At question three, the ALJ must determine whether the claimant’s severe impairments, singly or in combination, meet the requirements of any of the “listed impairments” enumerated in the regulations. 20 C.F.R. § 416.920(a)(4)(iii). See also 20 C.F.R. Pt. 404, Subpt. P, Appendix 1. (list of impairments). A claimant who meets the requirements of a “listed impairment” is deemed disabled. 20 C.F.R. § 416.920(d). For

claimants who do not meet the requirements of a “listed impairment,” the ALJ must then determine the claimant’s residual functional capacity (“RFC”). Id. at § 416.920(e). A claimant’s RFC is simply the most the claimant can still do despite their functional limitations and restrictions caused by their physical or mental impairments. 20 C.F.R. § 404.1545(a)(1).

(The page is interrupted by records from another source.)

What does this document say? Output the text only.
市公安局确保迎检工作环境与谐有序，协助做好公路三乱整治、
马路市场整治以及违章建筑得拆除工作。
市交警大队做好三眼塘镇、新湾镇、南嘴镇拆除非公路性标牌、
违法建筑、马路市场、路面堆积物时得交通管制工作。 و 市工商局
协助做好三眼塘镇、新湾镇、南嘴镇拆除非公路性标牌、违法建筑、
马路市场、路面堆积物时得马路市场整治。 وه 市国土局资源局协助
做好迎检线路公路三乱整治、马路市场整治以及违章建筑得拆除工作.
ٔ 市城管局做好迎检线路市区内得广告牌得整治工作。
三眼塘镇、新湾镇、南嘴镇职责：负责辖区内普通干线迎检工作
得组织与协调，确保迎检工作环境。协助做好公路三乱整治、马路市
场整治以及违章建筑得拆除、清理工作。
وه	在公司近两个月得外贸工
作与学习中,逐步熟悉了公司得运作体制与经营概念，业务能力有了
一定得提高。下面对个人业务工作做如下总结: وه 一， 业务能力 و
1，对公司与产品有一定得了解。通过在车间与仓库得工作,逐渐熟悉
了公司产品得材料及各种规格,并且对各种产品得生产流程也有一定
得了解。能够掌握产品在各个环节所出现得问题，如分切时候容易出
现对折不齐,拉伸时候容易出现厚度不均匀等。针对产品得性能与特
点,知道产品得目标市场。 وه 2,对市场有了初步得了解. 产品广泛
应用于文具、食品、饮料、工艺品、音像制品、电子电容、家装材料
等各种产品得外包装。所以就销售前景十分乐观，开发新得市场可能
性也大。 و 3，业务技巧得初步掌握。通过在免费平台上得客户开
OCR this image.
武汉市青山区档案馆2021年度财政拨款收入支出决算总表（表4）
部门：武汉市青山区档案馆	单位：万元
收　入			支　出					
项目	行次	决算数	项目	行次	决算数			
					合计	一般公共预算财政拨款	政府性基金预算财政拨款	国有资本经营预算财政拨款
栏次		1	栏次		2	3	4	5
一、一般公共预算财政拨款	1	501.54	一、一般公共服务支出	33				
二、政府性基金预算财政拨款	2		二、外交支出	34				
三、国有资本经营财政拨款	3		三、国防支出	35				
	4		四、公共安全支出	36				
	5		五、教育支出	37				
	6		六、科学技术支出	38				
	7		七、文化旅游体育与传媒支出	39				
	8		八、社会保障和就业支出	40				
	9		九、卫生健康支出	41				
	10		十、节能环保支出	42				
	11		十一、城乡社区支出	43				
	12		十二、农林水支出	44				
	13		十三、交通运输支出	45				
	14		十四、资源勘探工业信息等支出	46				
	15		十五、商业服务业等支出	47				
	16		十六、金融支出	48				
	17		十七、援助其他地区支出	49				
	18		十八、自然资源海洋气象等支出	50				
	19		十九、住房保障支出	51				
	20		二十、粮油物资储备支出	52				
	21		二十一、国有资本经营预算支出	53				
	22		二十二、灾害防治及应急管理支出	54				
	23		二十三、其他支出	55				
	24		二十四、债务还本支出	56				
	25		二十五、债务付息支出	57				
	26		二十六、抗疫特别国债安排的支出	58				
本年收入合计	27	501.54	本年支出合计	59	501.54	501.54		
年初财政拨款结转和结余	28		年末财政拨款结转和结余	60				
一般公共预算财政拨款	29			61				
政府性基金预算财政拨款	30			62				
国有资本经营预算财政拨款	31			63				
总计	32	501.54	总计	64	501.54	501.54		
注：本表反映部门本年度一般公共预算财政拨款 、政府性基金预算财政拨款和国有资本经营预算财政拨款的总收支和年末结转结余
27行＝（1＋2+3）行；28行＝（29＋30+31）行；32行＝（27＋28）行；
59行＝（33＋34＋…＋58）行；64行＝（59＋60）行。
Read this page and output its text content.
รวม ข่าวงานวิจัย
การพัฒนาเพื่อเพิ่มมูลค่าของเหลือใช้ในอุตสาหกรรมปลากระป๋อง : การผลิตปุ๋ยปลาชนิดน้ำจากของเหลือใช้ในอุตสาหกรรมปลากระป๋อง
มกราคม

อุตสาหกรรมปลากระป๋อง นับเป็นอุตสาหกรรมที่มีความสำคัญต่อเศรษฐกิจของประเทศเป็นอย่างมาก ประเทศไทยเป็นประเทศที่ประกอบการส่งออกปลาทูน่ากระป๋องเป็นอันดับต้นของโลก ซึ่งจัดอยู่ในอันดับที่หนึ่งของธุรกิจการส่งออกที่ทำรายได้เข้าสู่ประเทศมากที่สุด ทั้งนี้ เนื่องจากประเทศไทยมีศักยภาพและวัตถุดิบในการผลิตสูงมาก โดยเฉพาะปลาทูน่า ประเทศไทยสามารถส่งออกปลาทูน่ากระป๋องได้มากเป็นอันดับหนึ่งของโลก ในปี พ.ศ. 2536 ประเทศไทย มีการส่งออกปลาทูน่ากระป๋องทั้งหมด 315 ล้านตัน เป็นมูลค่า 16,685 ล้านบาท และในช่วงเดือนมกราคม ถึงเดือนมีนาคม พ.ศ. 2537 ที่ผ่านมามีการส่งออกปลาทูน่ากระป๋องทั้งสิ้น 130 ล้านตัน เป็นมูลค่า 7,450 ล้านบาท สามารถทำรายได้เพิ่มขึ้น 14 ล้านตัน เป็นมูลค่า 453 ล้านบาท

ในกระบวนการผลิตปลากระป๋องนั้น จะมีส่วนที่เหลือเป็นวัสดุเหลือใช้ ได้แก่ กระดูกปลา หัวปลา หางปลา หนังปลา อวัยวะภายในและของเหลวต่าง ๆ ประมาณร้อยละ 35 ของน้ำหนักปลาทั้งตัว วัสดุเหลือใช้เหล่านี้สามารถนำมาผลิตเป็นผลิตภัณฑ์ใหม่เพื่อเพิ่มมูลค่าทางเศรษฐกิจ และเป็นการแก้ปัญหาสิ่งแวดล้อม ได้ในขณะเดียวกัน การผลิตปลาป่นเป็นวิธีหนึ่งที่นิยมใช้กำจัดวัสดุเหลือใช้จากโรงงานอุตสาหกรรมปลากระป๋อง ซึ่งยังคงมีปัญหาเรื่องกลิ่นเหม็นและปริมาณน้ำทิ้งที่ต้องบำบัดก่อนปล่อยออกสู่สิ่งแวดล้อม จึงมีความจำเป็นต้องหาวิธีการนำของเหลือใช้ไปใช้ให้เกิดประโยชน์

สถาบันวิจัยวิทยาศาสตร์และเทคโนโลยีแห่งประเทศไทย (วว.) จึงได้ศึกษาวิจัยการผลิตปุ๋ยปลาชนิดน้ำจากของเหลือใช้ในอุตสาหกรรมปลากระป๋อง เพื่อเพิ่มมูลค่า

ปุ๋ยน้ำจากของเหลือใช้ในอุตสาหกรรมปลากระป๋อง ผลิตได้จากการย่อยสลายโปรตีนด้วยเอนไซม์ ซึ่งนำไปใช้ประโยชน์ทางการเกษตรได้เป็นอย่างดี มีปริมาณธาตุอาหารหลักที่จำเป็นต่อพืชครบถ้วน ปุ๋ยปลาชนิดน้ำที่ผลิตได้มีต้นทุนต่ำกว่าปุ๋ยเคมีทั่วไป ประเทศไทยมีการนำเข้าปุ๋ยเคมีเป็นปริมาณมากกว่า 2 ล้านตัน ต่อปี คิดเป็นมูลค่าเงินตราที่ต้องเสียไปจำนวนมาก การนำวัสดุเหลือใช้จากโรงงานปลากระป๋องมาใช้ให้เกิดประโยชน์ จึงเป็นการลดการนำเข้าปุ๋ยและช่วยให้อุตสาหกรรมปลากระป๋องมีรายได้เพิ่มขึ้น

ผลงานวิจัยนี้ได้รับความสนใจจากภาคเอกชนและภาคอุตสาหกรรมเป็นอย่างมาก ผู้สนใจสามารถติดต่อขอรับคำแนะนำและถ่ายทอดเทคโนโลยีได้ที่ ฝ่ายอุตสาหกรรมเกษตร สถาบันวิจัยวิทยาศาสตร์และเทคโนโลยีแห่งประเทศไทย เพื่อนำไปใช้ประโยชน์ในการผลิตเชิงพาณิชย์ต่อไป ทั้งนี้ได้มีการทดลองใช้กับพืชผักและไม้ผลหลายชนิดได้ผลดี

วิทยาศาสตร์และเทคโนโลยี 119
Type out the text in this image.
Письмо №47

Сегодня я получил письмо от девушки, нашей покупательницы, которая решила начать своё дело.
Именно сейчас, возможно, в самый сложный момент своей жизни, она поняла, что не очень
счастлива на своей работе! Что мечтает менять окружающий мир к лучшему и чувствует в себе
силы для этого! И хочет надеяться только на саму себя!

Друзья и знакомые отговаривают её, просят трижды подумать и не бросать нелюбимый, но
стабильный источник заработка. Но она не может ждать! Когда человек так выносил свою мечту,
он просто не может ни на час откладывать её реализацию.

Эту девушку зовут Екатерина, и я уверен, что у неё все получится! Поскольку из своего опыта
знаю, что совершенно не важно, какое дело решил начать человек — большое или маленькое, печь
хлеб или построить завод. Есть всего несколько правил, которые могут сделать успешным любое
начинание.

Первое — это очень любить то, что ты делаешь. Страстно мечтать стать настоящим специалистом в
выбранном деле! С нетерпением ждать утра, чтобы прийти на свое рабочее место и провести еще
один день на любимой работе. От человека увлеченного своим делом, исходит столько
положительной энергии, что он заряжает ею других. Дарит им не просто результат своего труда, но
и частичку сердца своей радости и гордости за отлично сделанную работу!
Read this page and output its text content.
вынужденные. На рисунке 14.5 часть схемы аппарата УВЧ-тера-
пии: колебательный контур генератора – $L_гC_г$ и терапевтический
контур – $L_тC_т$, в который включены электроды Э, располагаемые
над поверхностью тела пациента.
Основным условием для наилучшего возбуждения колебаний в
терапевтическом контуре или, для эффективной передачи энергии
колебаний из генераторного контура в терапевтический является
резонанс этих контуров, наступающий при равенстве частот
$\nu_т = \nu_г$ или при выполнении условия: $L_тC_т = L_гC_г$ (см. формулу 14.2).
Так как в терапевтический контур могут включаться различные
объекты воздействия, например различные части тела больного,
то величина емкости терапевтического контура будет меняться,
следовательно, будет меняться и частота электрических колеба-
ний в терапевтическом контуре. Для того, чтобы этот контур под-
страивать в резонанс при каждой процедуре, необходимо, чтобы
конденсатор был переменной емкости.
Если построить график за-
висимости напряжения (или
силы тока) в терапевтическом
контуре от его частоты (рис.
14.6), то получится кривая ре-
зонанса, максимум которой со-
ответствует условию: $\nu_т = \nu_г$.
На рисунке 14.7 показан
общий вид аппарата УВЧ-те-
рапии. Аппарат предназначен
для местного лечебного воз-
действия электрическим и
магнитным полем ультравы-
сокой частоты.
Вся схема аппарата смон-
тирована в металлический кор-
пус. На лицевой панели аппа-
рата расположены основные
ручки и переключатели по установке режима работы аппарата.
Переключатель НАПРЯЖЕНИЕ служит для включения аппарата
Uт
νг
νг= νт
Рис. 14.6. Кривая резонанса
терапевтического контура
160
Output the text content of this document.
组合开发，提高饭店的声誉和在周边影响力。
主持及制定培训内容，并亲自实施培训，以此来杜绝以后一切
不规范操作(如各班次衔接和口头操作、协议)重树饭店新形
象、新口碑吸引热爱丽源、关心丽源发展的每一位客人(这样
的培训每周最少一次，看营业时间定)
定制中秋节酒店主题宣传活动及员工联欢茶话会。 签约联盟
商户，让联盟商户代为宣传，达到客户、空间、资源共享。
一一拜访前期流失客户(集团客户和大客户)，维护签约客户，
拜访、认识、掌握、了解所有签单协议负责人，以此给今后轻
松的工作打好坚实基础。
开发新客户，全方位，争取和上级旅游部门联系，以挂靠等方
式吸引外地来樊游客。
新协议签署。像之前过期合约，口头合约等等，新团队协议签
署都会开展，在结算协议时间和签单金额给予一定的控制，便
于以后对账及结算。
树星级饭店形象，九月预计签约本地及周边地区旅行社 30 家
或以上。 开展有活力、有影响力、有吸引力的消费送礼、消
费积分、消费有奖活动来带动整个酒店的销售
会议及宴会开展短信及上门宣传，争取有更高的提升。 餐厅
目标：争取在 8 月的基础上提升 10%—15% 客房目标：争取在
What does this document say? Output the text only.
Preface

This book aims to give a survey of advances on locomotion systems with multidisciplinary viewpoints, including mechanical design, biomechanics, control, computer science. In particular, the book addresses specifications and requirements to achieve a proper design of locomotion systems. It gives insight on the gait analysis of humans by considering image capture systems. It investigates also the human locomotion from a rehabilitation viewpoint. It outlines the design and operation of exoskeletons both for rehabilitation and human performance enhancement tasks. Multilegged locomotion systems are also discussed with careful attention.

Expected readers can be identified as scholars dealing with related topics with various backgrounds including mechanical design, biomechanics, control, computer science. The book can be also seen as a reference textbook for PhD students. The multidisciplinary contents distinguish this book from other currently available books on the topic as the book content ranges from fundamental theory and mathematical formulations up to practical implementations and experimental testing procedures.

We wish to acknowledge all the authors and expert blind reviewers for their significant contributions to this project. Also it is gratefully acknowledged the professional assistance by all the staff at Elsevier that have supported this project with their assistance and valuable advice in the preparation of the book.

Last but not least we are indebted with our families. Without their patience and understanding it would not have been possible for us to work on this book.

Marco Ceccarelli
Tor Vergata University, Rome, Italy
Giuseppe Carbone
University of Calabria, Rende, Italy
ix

Then at step four, the ALJ must determine whether the claimant retains the RFC to continue performing their past work. 20 C.F.R. § 416.920(a)(4)(iv). If the answer is yes, then the claimant is not disabled. Id. at § 416.920(a)(4)(iv), (f). If the answer is no, the analysis proceeds to the fifth and final step, where the burden shifts to the commissioner to show whether, based on the claimant’s RFC, there are sufficient numbers of other jobs in the local or national economy that the claimant can perform. Id. at § 416.920(a)(4)(v). If

the answer is yes, then the claimant is not disabled. Id. at § 416.920(g). If the answer is no, the claimant is found disabled. Id. It is important to recognize that the scope of judicial review is limited. “The findings of the Commissioner of Social Security as to any fact, if supported by substantial evidence, shall be conclusive . . . .” 42 U.S.C. § 405(g). Thus, this Court must determine not whether Plaintiff was, in fact, disabled at the relevant time, but whether the ALJ’s

findings were supported by substantial evidence and whether any errors of law were made. Lopez ex rel. Lopez v. Barnhart, 336 F.3d 535, 539 (7th Cir. 2003).